Pieces come together

For the last month or so I have been seriously considering how I will respond to the call for entry for our SAQA region's (Atlantic Canada) second juried show. I am excited about the prospect for the show - our membership numbers are up and the curator, Regina Marzlin, has done a great job of securing multiple venues in two provinces. I am very proud of the fact that Alan Syliboy has agreed to be the juror for the show.

Since the outset I have been stymied, as I always am, by the fact that the show has a theme. The membership chose Structures. The only thing I have known since I heard that word is that I wouldn't be addressing anything related to architecture.

Last week I realized that I wanted to do a piece about X-ray diffraction which is a technique used to determine the structure of crystals. When I went to the FAB meeting today I brought along a sample to work to test some of my ideas for an X-ray quilt. Today at FAB Regina demonstrated a mono-printing technique that permits the application of thin lines of color to a quilt. In the experimentation that followed Susan Lilley created a sample of handwriting transferred to her fabric. Everyone loved it. 
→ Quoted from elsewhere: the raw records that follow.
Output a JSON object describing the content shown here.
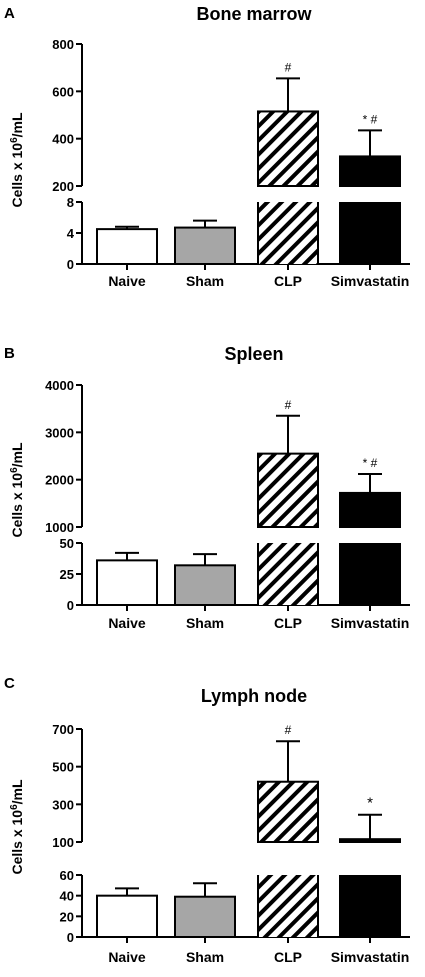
{
  "ylabel_main": "Cells x 10",
  "ylabel_sup": "6",
  "ylabel_unit": "/mL",
  "chart_data": [
    {
      "panel": "A",
      "type": "bar",
      "title": "Bone marrow",
      "categories": [
        "Naive",
        "Sham",
        "CLP",
        "Simvastatin"
      ],
      "values": [
        4.5,
        4.7,
        515,
        325
      ],
      "errors": [
        0.3,
        0.9,
        140,
        110
      ],
      "annotations": [
        "",
        "",
        "#",
        "* #"
      ],
      "bar_styles": [
        "white",
        "gray",
        "hatched",
        "black"
      ],
      "broken_axis": {
        "lower_ylim": [
          0,
          8
        ],
        "lower_ticks": [
          0,
          4,
          8
        ],
        "upper_ylim": [
          200,
          800
        ],
        "upper_ticks": [
          200,
          400,
          600,
          800
        ]
      },
      "ylabel": "Cells x 10^6/mL"
    },
    {
      "panel": "B",
      "type": "bar",
      "title": "Spleen",
      "categories": [
        "Naive",
        "Sham",
        "CLP",
        "Simvastatin"
      ],
      "values": [
        36,
        32,
        2550,
        1720
      ],
      "errors": [
        6,
        9,
        800,
        400
      ],
      "annotations": [
        "",
        "",
        "#",
        "* #"
      ],
      "bar_styles": [
        "white",
        "gray",
        "hatched",
        "black"
      ],
      "broken_axis": {
        "lower_ylim": [
          0,
          50
        ],
        "lower_ticks": [
          0,
          25,
          50
        ],
        "upper_ylim": [
          1000,
          4000
        ],
        "upper_ticks": [
          1000,
          2000,
          3000,
          4000
        ]
      },
      "ylabel": "Cells x 10^6/mL"
    },
    {
      "panel": "C",
      "type": "bar",
      "title": "Lymph node",
      "categories": [
        "Naive",
        "Sham",
        "CLP",
        "Simvastatin"
      ],
      "values": [
        40,
        39,
        420,
        115
      ],
      "errors": [
        7,
        13,
        215,
        130
      ],
      "annotations": [
        "",
        "",
        "#",
        "*"
      ],
      "bar_styles": [
        "white",
        "gray",
        "hatched",
        "black"
      ],
      "broken_axis": {
        "lower_ylim": [
          0,
          60
        ],
        "lower_ticks": [
          0,
          20,
          40,
          60
        ],
        "upper_ylim": [
          100,
          700
        ],
        "upper_ticks": [
          100,
          300,
          500,
          700
        ]
      },
      "ylabel": "Cells x 10^6/mL"
    }
  ]
}
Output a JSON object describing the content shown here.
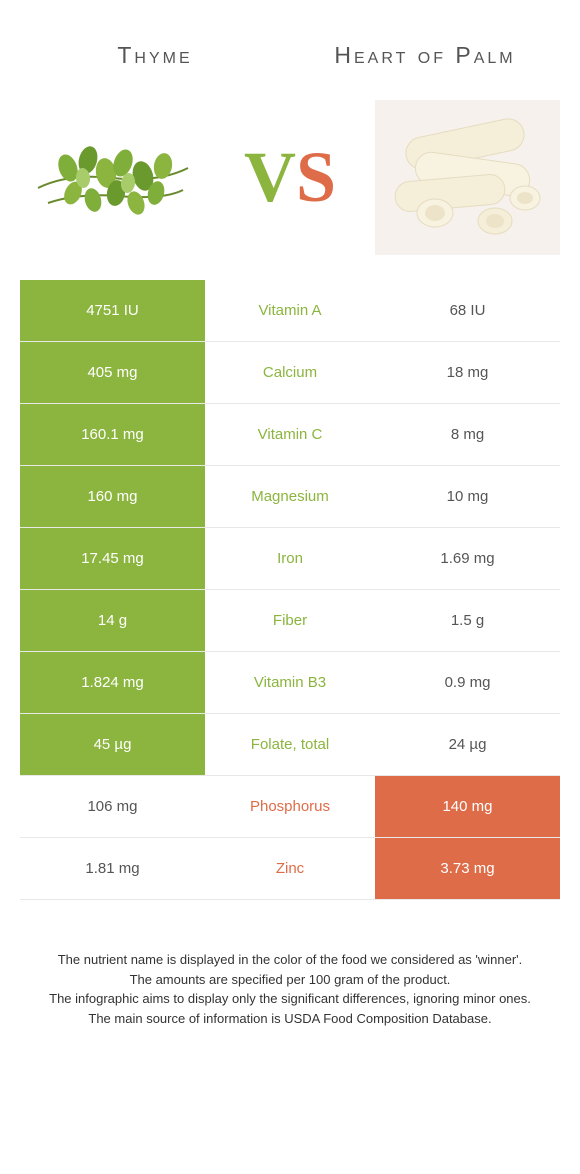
{
  "header": {
    "left_title": "Thyme",
    "right_title": "Heart of Palm",
    "vs_v": "V",
    "vs_s": "S"
  },
  "colors": {
    "green": "#8bb53e",
    "orange": "#de6c48",
    "white": "#ffffff",
    "row_border": "#e8e8e8",
    "text_dark": "#555555"
  },
  "rows": [
    {
      "nutrient": "Vitamin A",
      "left": "4751 IU",
      "right": "68 IU",
      "winner": "left"
    },
    {
      "nutrient": "Calcium",
      "left": "405 mg",
      "right": "18 mg",
      "winner": "left"
    },
    {
      "nutrient": "Vitamin C",
      "left": "160.1 mg",
      "right": "8 mg",
      "winner": "left"
    },
    {
      "nutrient": "Magnesium",
      "left": "160 mg",
      "right": "10 mg",
      "winner": "left"
    },
    {
      "nutrient": "Iron",
      "left": "17.45 mg",
      "right": "1.69 mg",
      "winner": "left"
    },
    {
      "nutrient": "Fiber",
      "left": "14 g",
      "right": "1.5 g",
      "winner": "left"
    },
    {
      "nutrient": "Vitamin B3",
      "left": "1.824 mg",
      "right": "0.9 mg",
      "winner": "left"
    },
    {
      "nutrient": "Folate, total",
      "left": "45 µg",
      "right": "24 µg",
      "winner": "left"
    },
    {
      "nutrient": "Phosphorus",
      "left": "106 mg",
      "right": "140 mg",
      "winner": "right"
    },
    {
      "nutrient": "Zinc",
      "left": "1.81 mg",
      "right": "3.73 mg",
      "winner": "right"
    }
  ],
  "footer": {
    "line1": "The nutrient name is displayed in the color of the food we considered as 'winner'.",
    "line2": "The amounts are specified per 100 gram of the product.",
    "line3": "The infographic aims to display only the significant differences, ignoring minor ones.",
    "line4": "The main source of information is USDA Food Composition Database."
  }
}
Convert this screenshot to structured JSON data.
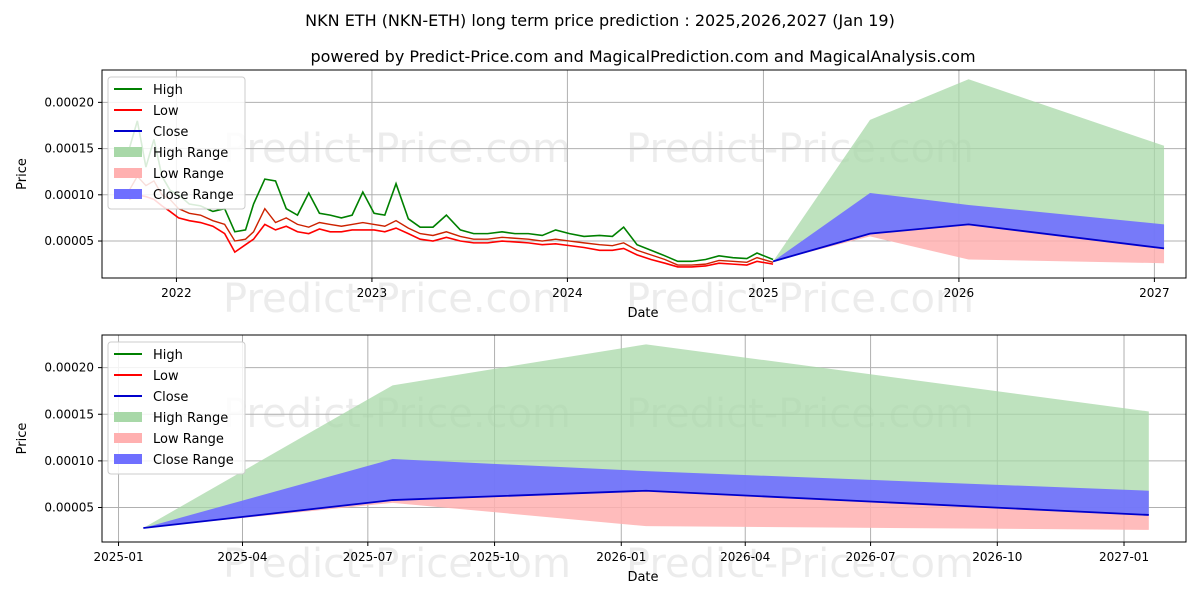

I had never thought about adding text to a quilt but on my way home the idea for the X-ray quilt gelled completely. It will be titled Photo 51 which is a reference to a photo taken by scientist Rosalind Franklin who was part of the team that determined the structure of DNA. She was ultimately not given as much credit for her contributions as she probably deserved.

I will play with the basics of this image.

And the following text, a quote from a 1951 presentation by Rosalind Franklin, will appear somehow.

Conclusion: Big helix in several chains, phosphates on outside, phosphate-phosphate inter-helical bonds disrupted by water. Phosphate links available to proteins.

As will this one.

Science and everyday life cannot and should not be separated.